Петер Фолькер вопросительно смотрит на меня. Наконец узнает (я в другом наряде сейчас). В глазах его что-то неуловимо меняется: он видит во мне уже не только хозяйку квартиры (хотя никакая я не хозяйка!), но и женщину. Я угадываю по его глазам — он видит во мне интересную женщину.
Петер Фолькер склоняется слегка и делает осторожный приглашающий жест рукой.
Я вхожу и без всяких обиняков заговариваю с ним по-немецки:
— Это ваше полное имя — Петер Фолькер… А какое основное? Как называют вас друзья?
— Можете звать меня Петер, — вижу, бровь его удивленно ползет вверх; после вчерашнего вечера пантомимы и клоунады он совсем не рассчитывал услышать что-либо членораздельное и понятное ему. — А как — вас?
— Хорошо, Петер! А меня зовут Люба. Или Любаша — как вам больше нравится! — я улыбаюсь ему; я, конечно, не вижу, как выглядит моя улыбка со стороны, но мне хотелось бы, чтобы улыбка получилась солнечной: этот Петер очень симпатичный, и вполне понятно мое желание понравиться ему.
— Любаша — красивое имя! — кивает Петер.
Он, кажется, несколько смущен.
Я снимаю косынку, вешаю на крючок:
— Что же мы стоим в прихожей? Я принесла вам завтрак. Вы, конечно же, хотите есть.
— Да. Я бы не отказался… — он улыбается мне в ответ. — Честно говоря, я собирался уходить. Чужая квартира… Но не знал, как быть с ключом.
— Уходить? — я взглядываю на его левое бедро. — А как ваша нога? В порядке?
— Немного болит, — он морщится. — Но можно терпеть. Можно даже ходить не хромая.
Я включаю духовку (какое это, вероятно, убожество в его глазах!), выкладываю на противень несколько бутербродов с сыром и ветчиной. Ставлю на огонь чайник.
Петер с интересом глядит на меня, возвышается посреди кухни. Сегодня я замечаю, что он высок. Да, когда он стоит, он очень высок.
— Садитесь, пожалуйста, Петер.
Он послушно садится на табурет.
— Простите… Наверное, мне все-таки следовало уйти, оставив ключ под ковриком. Я доставляю вам лишние хлопоты.
— Ничуть. Вы как будто озадачены чем-то. Да?
— Немного… вчера вечером вы не говорили по-немецки.
Я оборачиваюсь:
— Да, не говорила. Точнее, не хотела говорить по-немецки при этом человеке.
— Он не ваш муж?
— Нет, Боже упаси!
Петер вздыхает — как бы с облегчением:
— Знание немецкого — это ваша тайна?
Я пожимаю плечами:
— Пожалуй, не для всех. Моя мама — из семьи советских немцев. Я не афиширую это.
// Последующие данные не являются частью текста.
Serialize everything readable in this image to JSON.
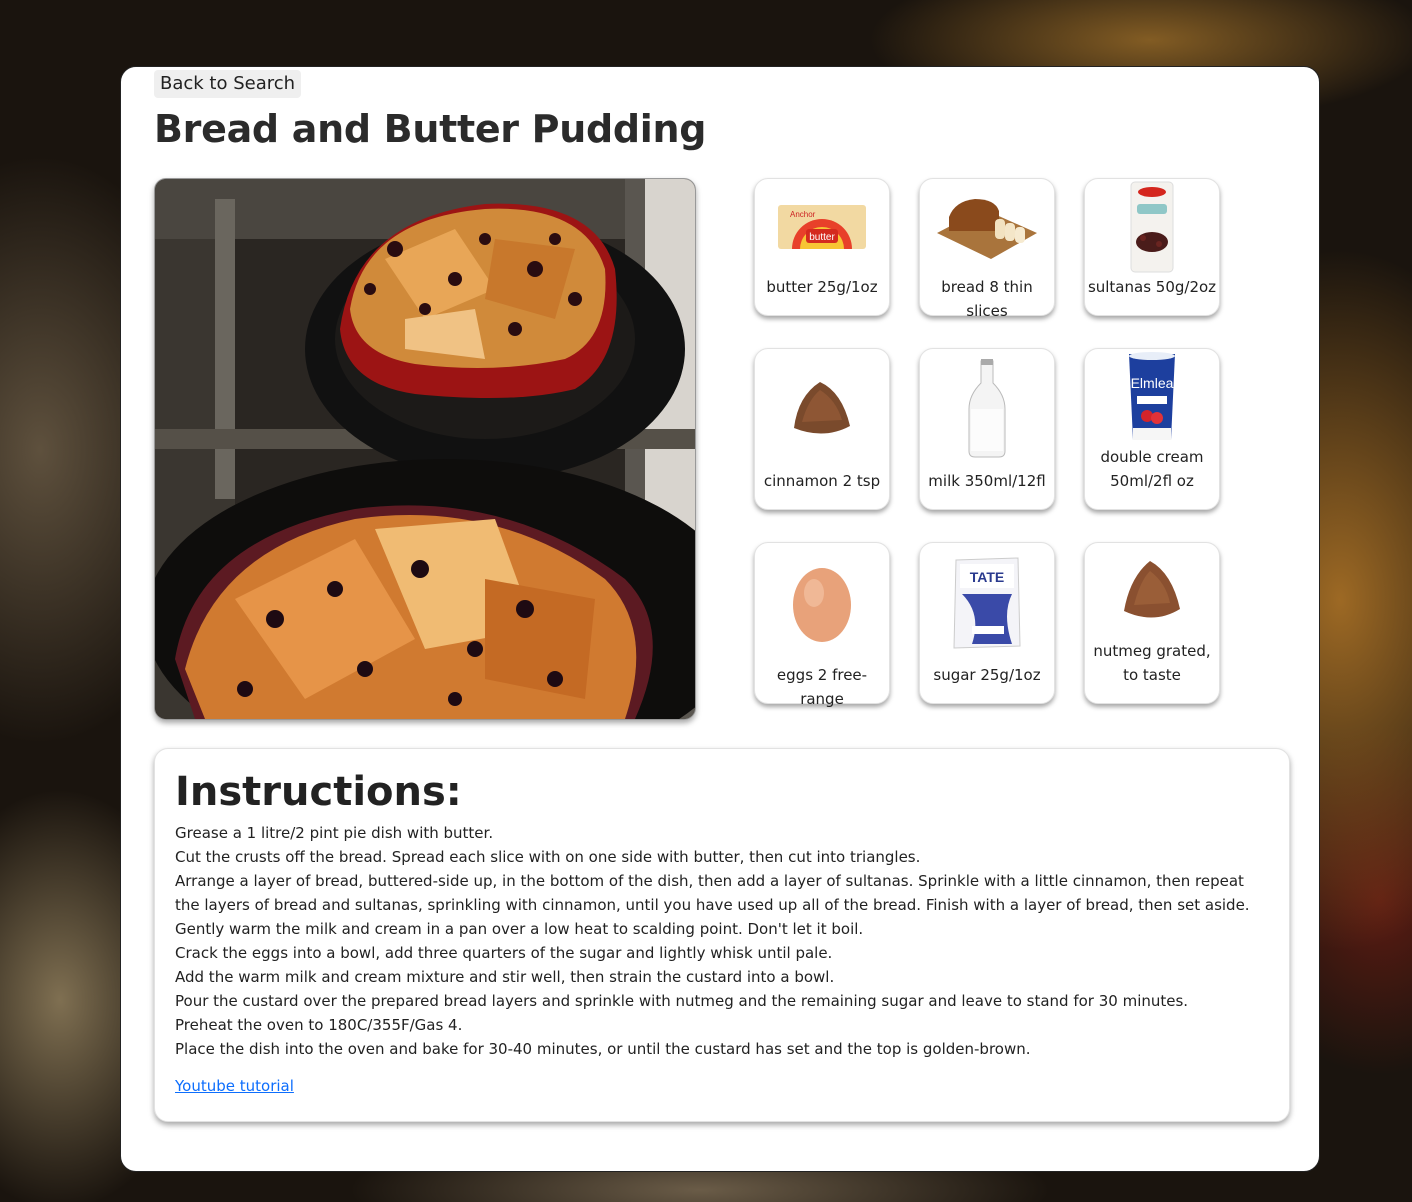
{
  "nav": {
    "back_label": "Back to Search"
  },
  "recipe": {
    "title": "Bread and Butter Pudding",
    "image_alt": "Bread and Butter Pudding"
  },
  "ingredients": [
    {
      "label": "butter 25g/1oz",
      "icon": "butter-pack-icon"
    },
    {
      "label": "bread 8 thin slices",
      "icon": "bread-loaf-icon"
    },
    {
      "label": "sultanas 50g/2oz",
      "icon": "sultanas-bag-icon"
    },
    {
      "label": "cinnamon 2 tsp",
      "icon": "spice-pile-icon"
    },
    {
      "label": "milk 350ml/12fl",
      "icon": "milk-bottle-icon"
    },
    {
      "label": "double cream 50ml/2fl oz",
      "icon": "cream-tub-icon"
    },
    {
      "label": "eggs 2 free-range",
      "icon": "egg-icon"
    },
    {
      "label": "sugar 25g/1oz",
      "icon": "sugar-bag-icon"
    },
    {
      "label": "nutmeg grated, to taste",
      "icon": "spice-pile-icon"
    }
  ],
  "instructions": {
    "heading": "Instructions:",
    "steps": [
      "Grease a 1 litre/2 pint pie dish with butter.",
      "Cut the crusts off the bread. Spread each slice with on one side with butter, then cut into triangles.",
      "Arrange a layer of bread, buttered-side up, in the bottom of the dish, then add a layer of sultanas. Sprinkle with a little cinnamon, then repeat the layers of bread and sultanas, sprinkling with cinnamon, until you have used up all of the bread. Finish with a layer of bread, then set aside.",
      "Gently warm the milk and cream in a pan over a low heat to scalding point. Don't let it boil.",
      "Crack the eggs into a bowl, add three quarters of the sugar and lightly whisk until pale.",
      "Add the warm milk and cream mixture and stir well, then strain the custard into a bowl.",
      "Pour the custard over the prepared bread layers and sprinkle with nutmeg and the remaining sugar and leave to stand for 30 minutes.",
      "Preheat the oven to 180C/355F/Gas 4.",
      "Place the dish into the oven and bake for 30-40 minutes, or until the custard has set and the top is golden-brown."
    ],
    "link_label": "Youtube tutorial"
  }
}
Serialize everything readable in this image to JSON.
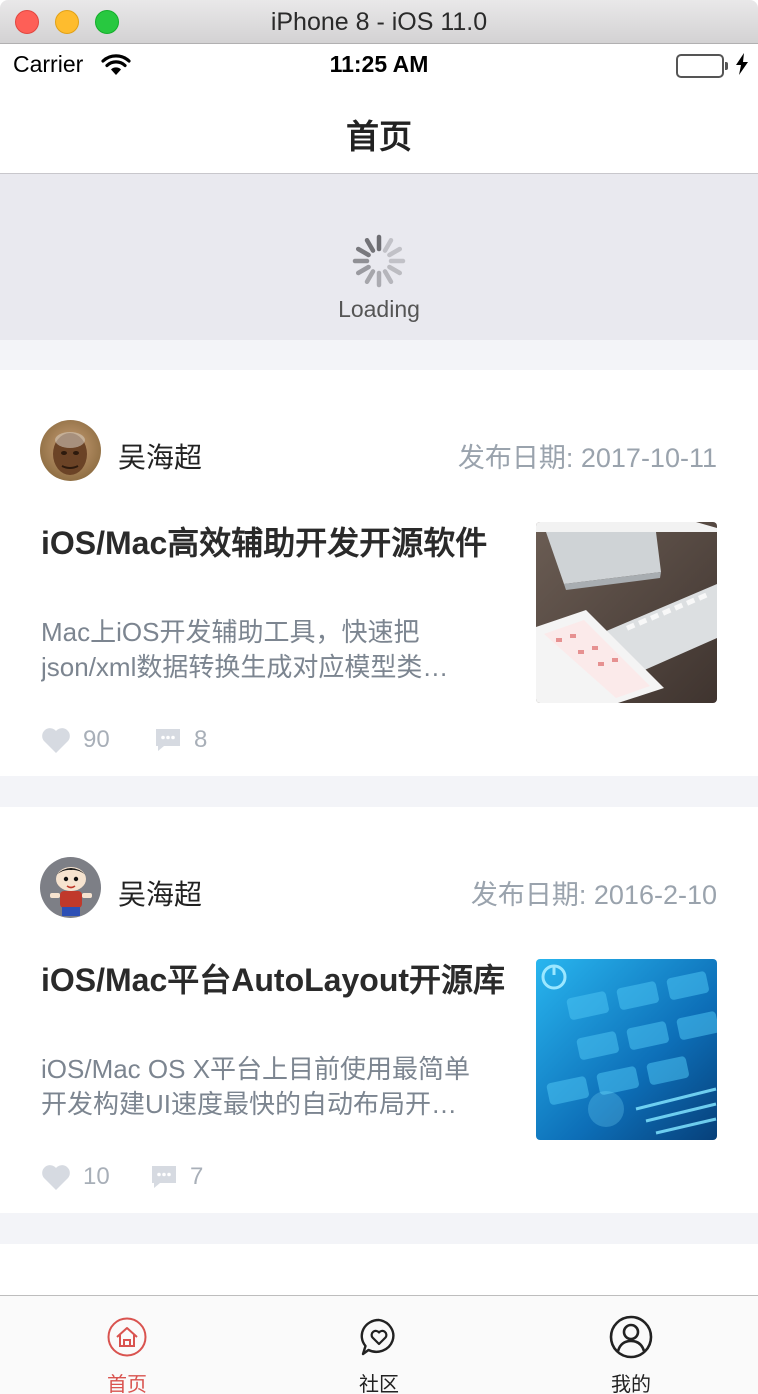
{
  "window": {
    "title": "iPhone 8 - iOS 11.0"
  },
  "status_bar": {
    "carrier": "Carrier",
    "time": "11:25 AM"
  },
  "nav": {
    "title": "首页"
  },
  "refresh": {
    "text": "Loading"
  },
  "colors": {
    "accent": "#d9534f",
    "muted": "#9aa3ad",
    "battery": "#4cd964"
  },
  "posts": [
    {
      "author": "吴海超",
      "date": "发布日期: 2017-10-11",
      "title": "iOS/Mac高效辅助开发开源软件",
      "summary": [
        "Mac上iOS开发辅助工具，快速把",
        "json/xml数据转换生成对应模型类…"
      ],
      "likes": "90",
      "comments": "8"
    },
    {
      "author": "吴海超",
      "date": "发布日期: 2016-2-10",
      "title": "iOS/Mac平台AutoLayout开源库",
      "summary": [
        "iOS/Mac OS X平台上目前使用最简单",
        "开发构建UI速度最快的自动布局开…"
      ],
      "likes": "10",
      "comments": "7"
    }
  ],
  "tabs": [
    {
      "label": "首页",
      "icon": "home-icon",
      "selected": true
    },
    {
      "label": "社区",
      "icon": "community-icon",
      "selected": false
    },
    {
      "label": "我的",
      "icon": "profile-icon",
      "selected": false
    }
  ]
}
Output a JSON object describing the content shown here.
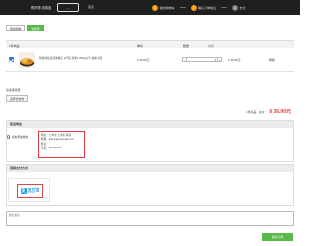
{
  "header": {
    "brand": "购好物 请慎选",
    "logo_text": "...",
    "back_link": "首页",
    "steps": [
      {
        "num": "1",
        "label": "我的购物车"
      },
      {
        "num": "2",
        "label": "确认订单信息"
      },
      {
        "num": "3",
        "label": "支付"
      }
    ]
  },
  "tabs": [
    "继续购物",
    "去结算"
  ],
  "cart_table": {
    "headers": {
      "product": "1件商品",
      "unit_price": "单价",
      "quantity": "数量",
      "subtotal": "小计"
    },
    "rows": [
      {
        "product_name": "新鲜蜂蜜自然熟橘子 2斤装 新果1.25kg(2斤) 顺丰冷链",
        "unit_price": "¥ 36.90元",
        "quantity": "1",
        "minus": "-",
        "plus": "+",
        "subtotal": "¥ 36.90元",
        "action": "删除"
      }
    ]
  },
  "coupon": {
    "label": "请选择优惠",
    "button": "选择优惠券"
  },
  "total": {
    "label": "1件商品，总价：",
    "amount": "¥ 36.90元"
  },
  "address": {
    "section_title": "配送地址",
    "option_label": "点击添加地址",
    "lines": [
      "地址：上海市 上海市 黄浦",
      "邮箱：admin@example.com",
      "姓名：",
      "手机：*** **** ****"
    ]
  },
  "payment": {
    "section_title": "选择支付方式",
    "alipay_cn": "支付宝",
    "alipay_en": "ALIPAY",
    "alipay_icon": "支"
  },
  "remark_placeholder": "留言备注",
  "submit_label": "提交订单"
}
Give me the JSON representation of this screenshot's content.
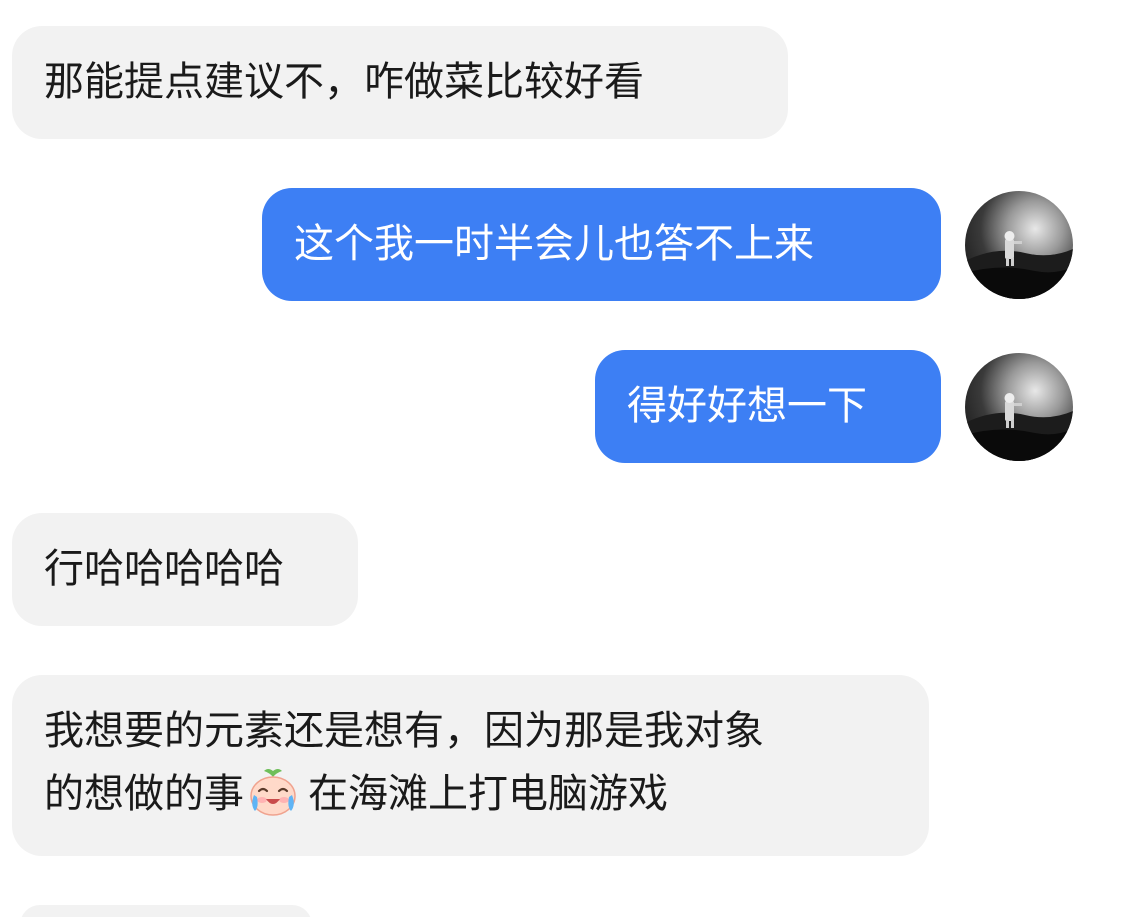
{
  "messages": [
    {
      "side": "in",
      "text": "那能提点建议不，咋做菜比较好看"
    },
    {
      "side": "out",
      "text": "这个我一时半会儿也答不上来"
    },
    {
      "side": "out",
      "text": "得好好想一下"
    },
    {
      "side": "in",
      "text": "行哈哈哈哈哈"
    },
    {
      "side": "in",
      "line1": "我想要的元素还是想有，因为那是我对象",
      "line2_before_emoji": "的想做的事",
      "emoji": "crying-laughing-peach-emoji",
      "line2_after_emoji": "在海滩上打电脑游戏"
    }
  ],
  "colors": {
    "incoming_bubble": "#f2f2f2",
    "outgoing_bubble": "#3d7ff4",
    "incoming_text": "#1a1a1a",
    "outgoing_text": "#ffffff"
  },
  "icons": {
    "avatar": "astronaut-avatar"
  }
}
Лицо Петера становится напряженным. Он не понимает чего-то важного.
А я круто меняю тему разговора:
— Хочу, чтобы была ясность, Петер. К великому сожалению, это мы вчера сбили вас.
— Вы? — он на миг задумывается. — А мне показалось вчера… Эти странные объяснения вашего друга.
— Вы неправильно поняли его, — выкручиваюсь я. — Он просто дурачился. Он шутник по природе.